Guido van Rossum guido at python.org
Tue Jan 7 22:52:41 CET 2014


On Tue, Jan 7, 2014 at 10:58 AM, Ethan Furman <ethan at stoneleaf.us> wrote:
> On 01/07/2014 12:49 PM, Guido van Rossum wrote:
>>
>> On Tue, Jan 7, 2014 at 9:43 AM, Ethan Furman <ethan at stoneleaf.us> wrote:
>>>
>>> My vision for a bytestring type (more refined):
>>>
>>>    - made up of single bytes in the range 0 - 255 (no unicode anywhere)
>>>
>>>    - indexing returns a bytestring of length 1, not an integer (as bytes
>>> does)
>>>
>>>    - `bytestring(7)` either fails, or returns 'bytestring('\x07')' not
>>> 'bytestring(0, 0, 0, 0, 0, 0, 0)'
>>
>>
>> It sounds like you are just unhappy with some of the behavior of the
>> bytes object. I agree that these two behaviors are suboptimal, but it
>> is just too late to change them, and it's not enough to add a new type
>> -- not by a long shot. The constructor behavior can be changed using a
>> custom factory function. The indexing behavior, unfortunately, needs
>> to be dealt with by changing b[i] into b[i:i+1] everywhere.

> Of course I'm unhappy with it, it doesn't behave the way I think it should,
> and it's not consistent.

Consistent with what? (Before you rush in an answer, remember that
there are almost always multiple sides to a consistency argument.)

> The reason I started the thread was to hopefully gather others requirements
> to have a truly distinct and useful new type.  Doesn't seem to have
> happened, though.  :(

So now is the time to man up and live with it.

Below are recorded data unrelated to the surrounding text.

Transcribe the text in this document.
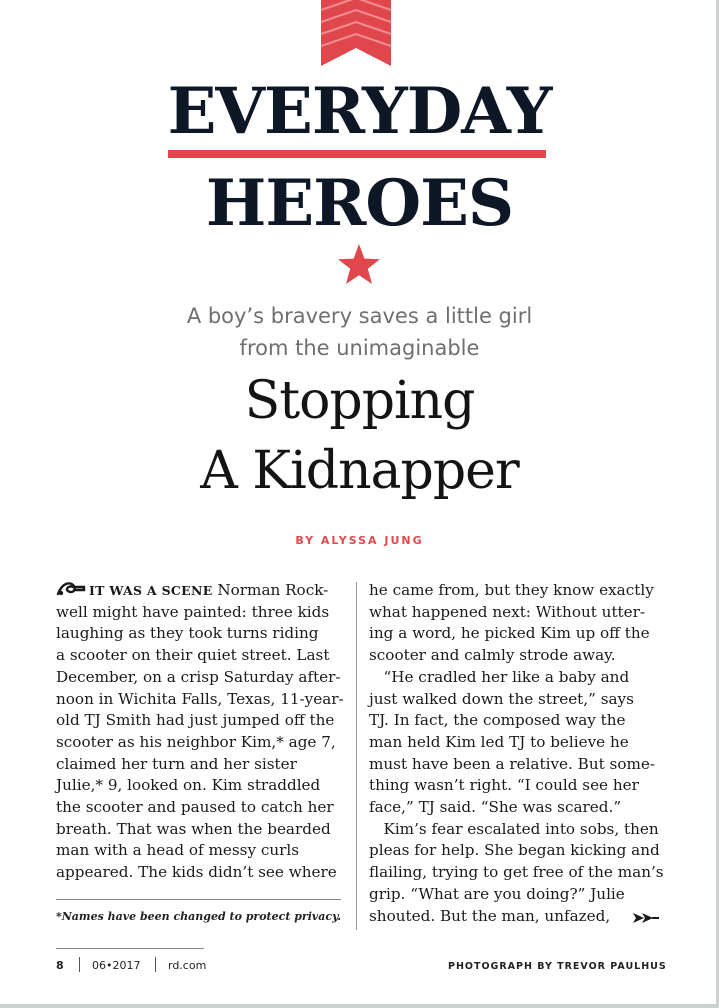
EVERYDAY
HEROES
A boy’s bravery saves a little girl
from the unimaginable
Stopping
A Kidnapper
BY ALYSSA JUNG

IT WAS A SCENE Norman Rock-

well might have painted: three kids

laughing as they took turns riding

a scooter on their quiet street. Last

December, on a crisp Saturday after-

noon in Wichita Falls, Texas, 11-year-

old TJ Smith had just jumped off the

scooter as his neighbor Kim,* age 7,

claimed her turn and her sister

Julie,* 9, looked on. Kim straddled

the scooter and paused to catch her

breath. That was when the bearded

man with a head of messy curls

appeared. The kids didn’t see where

he came from, but they know exactly

what happened next: Without utter-

ing a word, he picked Kim up off the

scooter and calmly strode away.

“He cradled her like a baby and

just walked down the street,” says

TJ. In fact, the composed way the

man held Kim led TJ to believe he

must have been a relative. But some-

thing wasn’t right. “I could see her

face,” TJ said. “She was scared.”

Kim’s fear escalated into sobs, then

pleas for help. She began kicking and

flailing, trying to get free of the man’s

grip. “What are you doing?” Julie

shouted. But the man, unfazed,

*Names have been changed to protect privacy.
8	06•2017	rd.com	PHOTOGRAPH BY TREVOR PAULHUS
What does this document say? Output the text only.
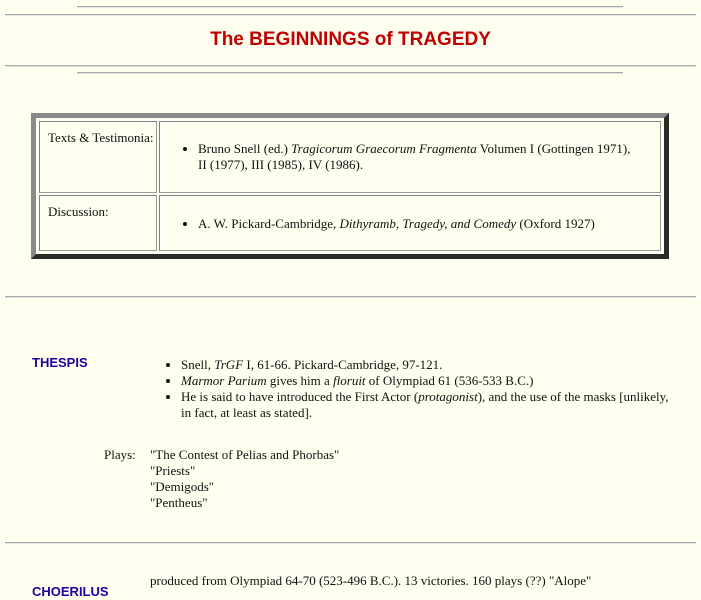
The BEGINNINGS of TRAGEDY
Texts & Testimonia:
• Bruno Snell (ed.) Tragicorum Graecorum Fragmenta Volumen I (Gottingen 1971), II (1977), III (1985), IV (1986).
Discussion:
• A. W. Pickard-Cambridge, Dithyramb, Tragedy, and Comedy (Oxford 1927)
THESPIS	• Snell, TrGF I, 61-66. Pickard-Cambridge, 97-121.
• Marmor Parium gives him a floruit of Olympiad 61 (536-533 B.C.)
• He is said to have introduced the First Actor (protagonist), and the use of the masks [unlikely, in fact, at least as stated].
Plays: "The Contest of Pelias and Phorbas"
"Priests"
"Demigods"
"Pentheus"
CHOERILUS
produced from Olympiad 64-70 (523-496 B.C.). 13 victories. 160 plays (??) "Alope"
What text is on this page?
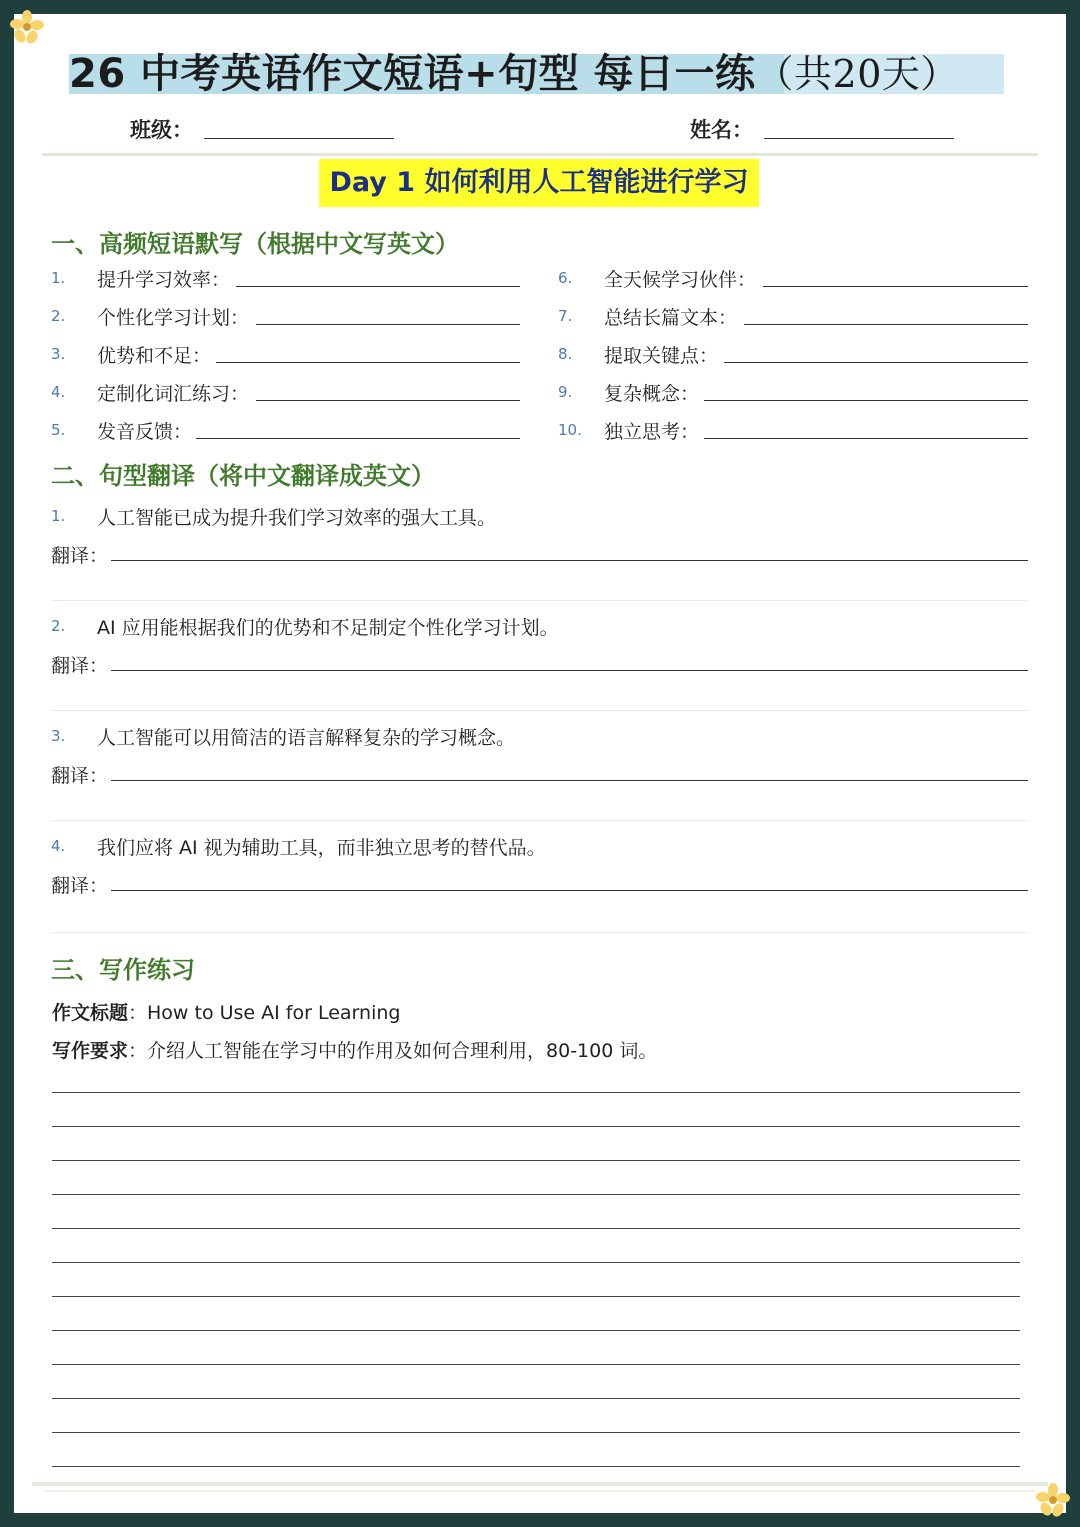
26 中考英语作文短语+句型 每日一练（共20天）
班级：	姓名：
Day 1 如何利用人工智能进行学习
一、高频短语默写（根据中文写英文）
1. 提升学习效率：
2. 个性化学习计划：
3. 优势和不足：
4. 定制化词汇练习：
5. 发音反馈：
6. 全天候学习伙伴：
7. 总结长篇文本：
8. 提取关键点：
9. 复杂概念：
10. 独立思考：
二、句型翻译（将中文翻译成英文）
1. 人工智能已成为提升我们学习效率的强大工具。
翻译：
2. AI 应用能根据我们的优势和不足制定个性化学习计划。
翻译：
3. 人工智能可以用简洁的语言解释复杂的学习概念。
翻译：
4. 我们应将 AI 视为辅助工具，而非独立思考的替代品。
翻译：
三、写作练习
作文标题：How to Use AI for Learning
写作要求：介绍人工智能在学习中的作用及如何合理利用，80-100 词。
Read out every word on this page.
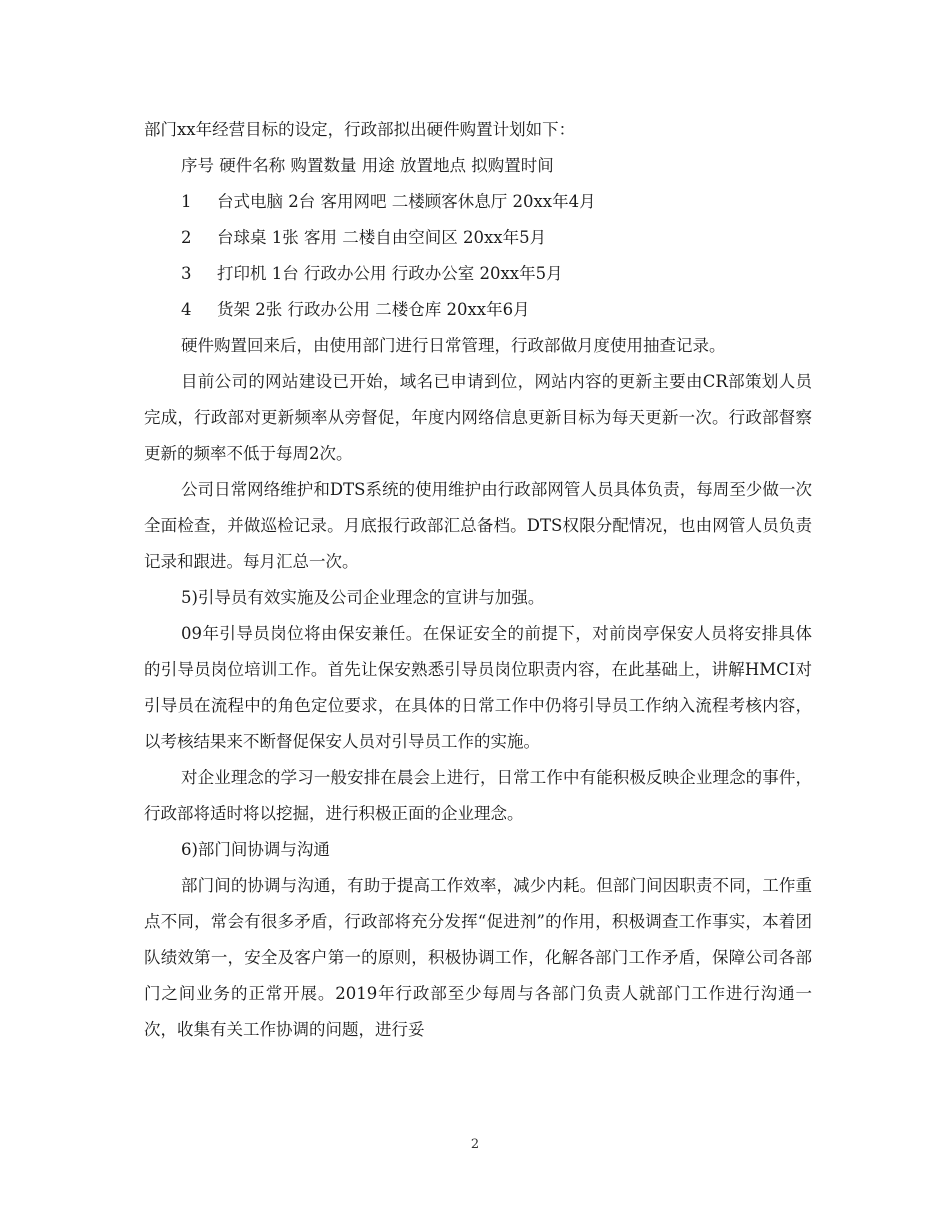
部门xx年经营目标的设定，行政部拟出硬件购置计划如下：

序号 硬件名称 购置数量 用途 放置地点 拟购置时间

1	台式电脑 2台 客用网吧 二楼顾客休息厅 20xx年4月
2	台球桌 1张 客用 二楼自由空间区 20xx年5月
3	打印机 1台 行政办公用 行政办公室 20xx年5月
4	货架 2张 行政办公用 二楼仓库 20xx年6月

硬件购置回来后，由使用部门进行日常管理，行政部做月度使用抽查记录。

目前公司的网站建设已开始，域名已申请到位，网站内容的更新主要由CR部策划人员完成，行政部对更新频率从旁督促，年度内网络信息更新目标为每天更新一次。行政部督察更新的频率不低于每周2次。

公司日常网络维护和DTS系统的使用维护由行政部网管人员具体负责，每周至少做一次全面检查，并做巡检记录。月底报行政部汇总备档。DTS权限分配情况，也由网管人员负责记录和跟进。每月汇总一次。

5)引导员有效实施及公司企业理念的宣讲与加强。

09年引导员岗位将由保安兼任。在保证安全的前提下，对前岗亭保安人员将安排具体的引导员岗位培训工作。首先让保安熟悉引导员岗位职责内容，在此基础上，讲解HMCI对引导员在流程中的角色定位要求，在具体的日常工作中仍将引导员工作纳入流程考核内容，以考核结果来不断督促保安人员对引导员工作的实施。

对企业理念的学习一般安排在晨会上进行，日常工作中有能积极反映企业理念的事件，行政部将适时将以挖掘，进行积极正面的企业理念。

6)部门间协调与沟通

部门间的协调与沟通，有助于提高工作效率，减少内耗。但部门间因职责不同，工作重点不同，常会有很多矛盾，行政部将充分发挥“促进剂”的作用，积极调查工作事实，本着团队绩效第一，安全及客户第一的原则，积极协调工作，化解各部门工作矛盾，保障公司各部门之间业务的正常开展。2019年行政部至少每周与各部门负责人就部门工作进行沟通一次，收集有关工作协调的问题，进行妥

2
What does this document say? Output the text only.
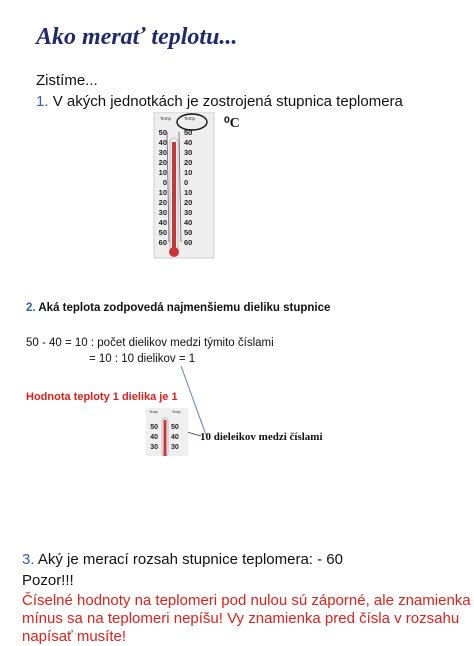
Ako merať teplotu...
Zistíme...
1. V akých jednotkách je zostrojená stupnica teplomera
50
40
30
20
10
0
10
20
30
40
50
60
50
40
30
20
10
0
10
20
30
40
50
60
Temp	Temp ⁰C
2. Aká teplota zodpovedá najmenšiemu dieliku stupnice
50 - 40 = 10 : počet dielikov medzi týmito číslami
= 10 : 10 dielikov = 1
Hodnota teploty 1 dielika je 1
Temp	Temp
50
40
30
50
40
30
10 dieleikov medzi číslami
3. Aký je merací rozsah stupnice teplomera: - 60
Pozor!!!
Číselné hodnoty na teplomeri pod nulou sú záporné, ale znamienka
mínus sa na teplomeri nepíšu! Vy znamienka pred čísla v rozsahu
napísať musíte!
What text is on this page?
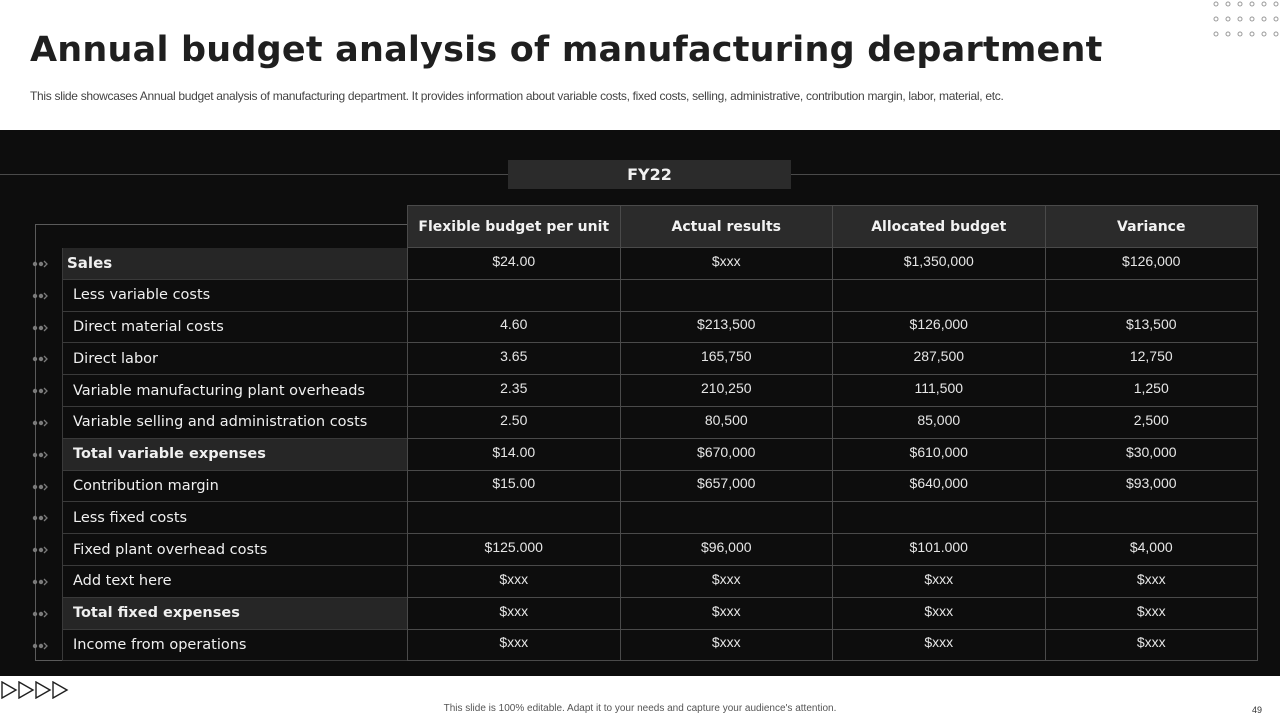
Annual budget analysis of manufacturing department

This slide showcases Annual budget analysis of manufacturing department. It provides information about variable costs, fixed costs, selling, administrative, contribution margin, labor, material, etc.

FY22
Flexible budget per unit	Actual results	Allocated budget	Variance
Sales	$24.00	$xxx	$1,350,000	$126,000
Less variable costs
Direct material costs	4.60	$213,500	$126,000	$13,500
Direct labor	3.65	165,750	287,500	12,750
Variable manufacturing plant overheads	2.35	210,250	111,500	1,250
Variable selling and administration costs	2.50	80,500	85,000	2,500
Total variable expenses	$14.00	$670,000	$610,000	$30,000
Contribution margin	$15.00	$657,000	$640,000	$93,000
Less fixed costs
Fixed plant overhead costs	$125.000	$96,000	$101.000	$4,000
Add text here	$xxx	$xxx	$xxx	$xxx
Total fixed expenses	$xxx	$xxx	$xxx	$xxx
Income from operations	$xxx	$xxx	$xxx	$xxx
This slide is 100% editable. Adapt it to your needs and capture your audience's attention.	49
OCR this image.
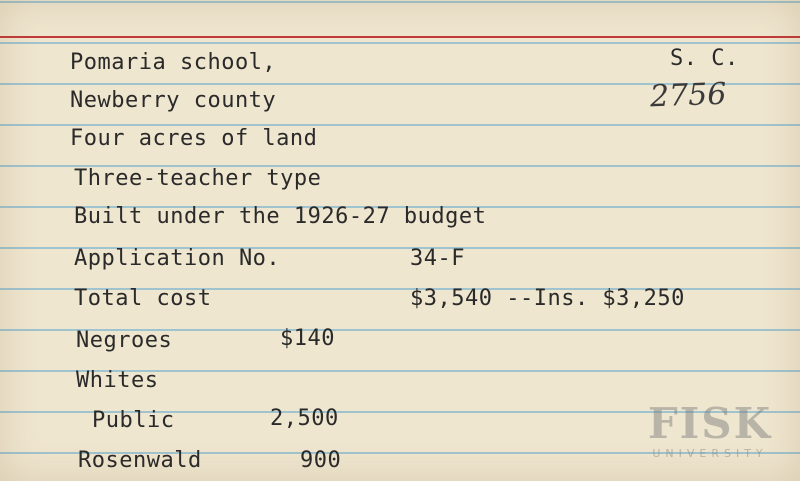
S. C.
2756
Pomaria school,
Newberry county
Four acres of land
Three-teacher type
Built under the 1926-27 budget
Application No.	34-F
Total cost	$3,540 --Ins. $3,250
Negroes	$140
Whites
Public	2,500
Rosenwald	900
FISK
UNIVERSITY
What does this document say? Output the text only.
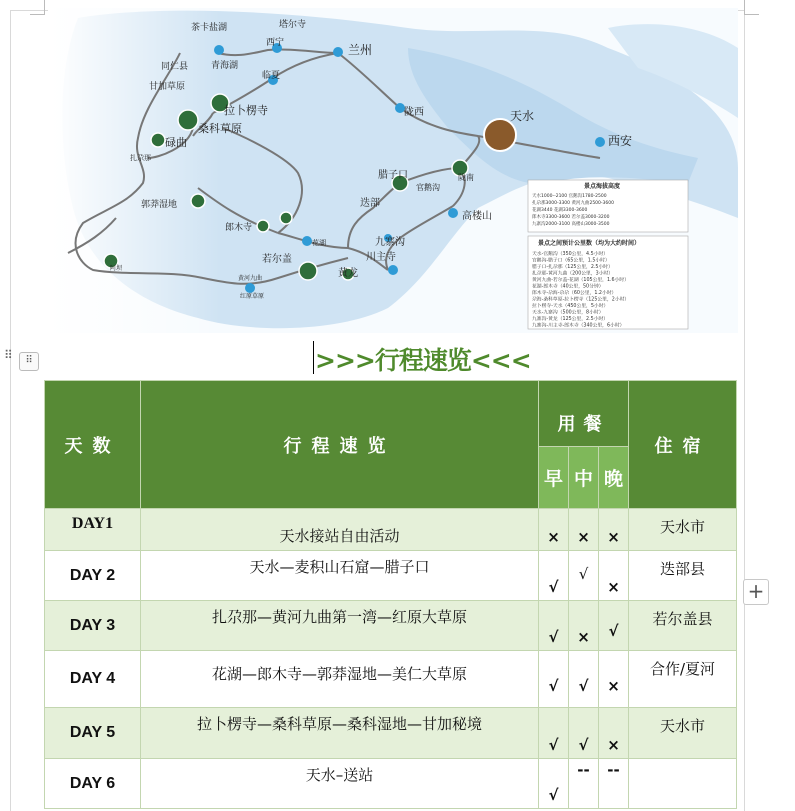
茶卡盐湖
青海湖
西宁
塔尔寺
兰州
同仁县
甘加草原
临夏
拉卜楞寺
桑科草原
陇西	天水
西安
碌曲
扎尕那
郎木寺
郭莽湿地
腊子口
官鹅沟
陇南
迭部
高楼山
九寨沟
花湖
若尔盖
黄龙
川主寺
黄河九曲
红原草原
阿坝
景点海拔高度
天水1000--2100 官鹅沟1780-2500
扎尕那3000-3300 黄河九曲2500-3600
花湖3440 花湖3300-3600
郎木寺3300-3600 若尔盖3000-3200
九寨沟2000-3100 高楼山3000-3500
景点之间预计公里数（均为大约时间）
天水-官鹅沟（350公里，4.5小时）
官鹅沟-腊子口（65公里，1.5小时）
腊子口-扎尕那（125公里，2.5小时）
扎尕那-黄河九曲（200公里，3小时）
黄河九曲-若尔盖-花湖（105公里，1.6小时）
花湖-郎木寺（40公里，50分钟）
郎木寺-尕海-尕尕（60公里，1.2小时）
尕海-桑科草原-拉卜楞寺（125公里，2小时）
拉卜楞寺-天水（450公里，5小时）
天水-九寨沟（500公里，8小时）
九寨沟-黄龙（125公里，2.5小时）
九寨沟-川主寺-郎木寺（340公里，6小时）
⠿	⠿	>>>行程速览<<<
天数	行程速览	用餐			住宿
		早	中	晚	
DAY1	天水接站自由活动	×	×	×	天水市
DAY 2	天水—麦积山石窟—腊子口	√	√	×	迭部县
DAY 3	扎尕那—黄河九曲第一湾—红原大草原	√	×	√	若尔盖县
DAY 4	花湖—郎木寺—郭莽湿地—美仁大草原	√	√	×	合作/夏河
DAY 5	拉卜楞寺—桑科草原—桑科湿地—甘加秘境	√	√	×	天水市
DAY 6	天水–送站	√	--	--	
+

It's not going to change.

> Is it too late to change the repr for bytes?

Yes.

> I can't think of anywhere else
> in the stdlib where what you see is not what you get:
>
> --> [0, 1, 2]
> [0, 1, 2]
>
> --> [0, 1, 2][1]
> 1
>
> --> {'this':'that', 'these':'those'}
> {'this': 'that', 'these': 'those'}
>
> --> {'this':'that', 'these':'those'}['these']
> 'those'
>
> --> 'abcdef'
> 'abcdef'
>
> --> 'abcdef'[3]
> 'd'
>
> But of course with bytes:
>
> --> b'abcdef'
> b'abcdef'
>
> --> b'abcdef'[3]
> 100

I don't see what's wrong with those. Both produce valid expressions
that, when entered, compare equal to the object whose repr() was
printed. What more would you *want*?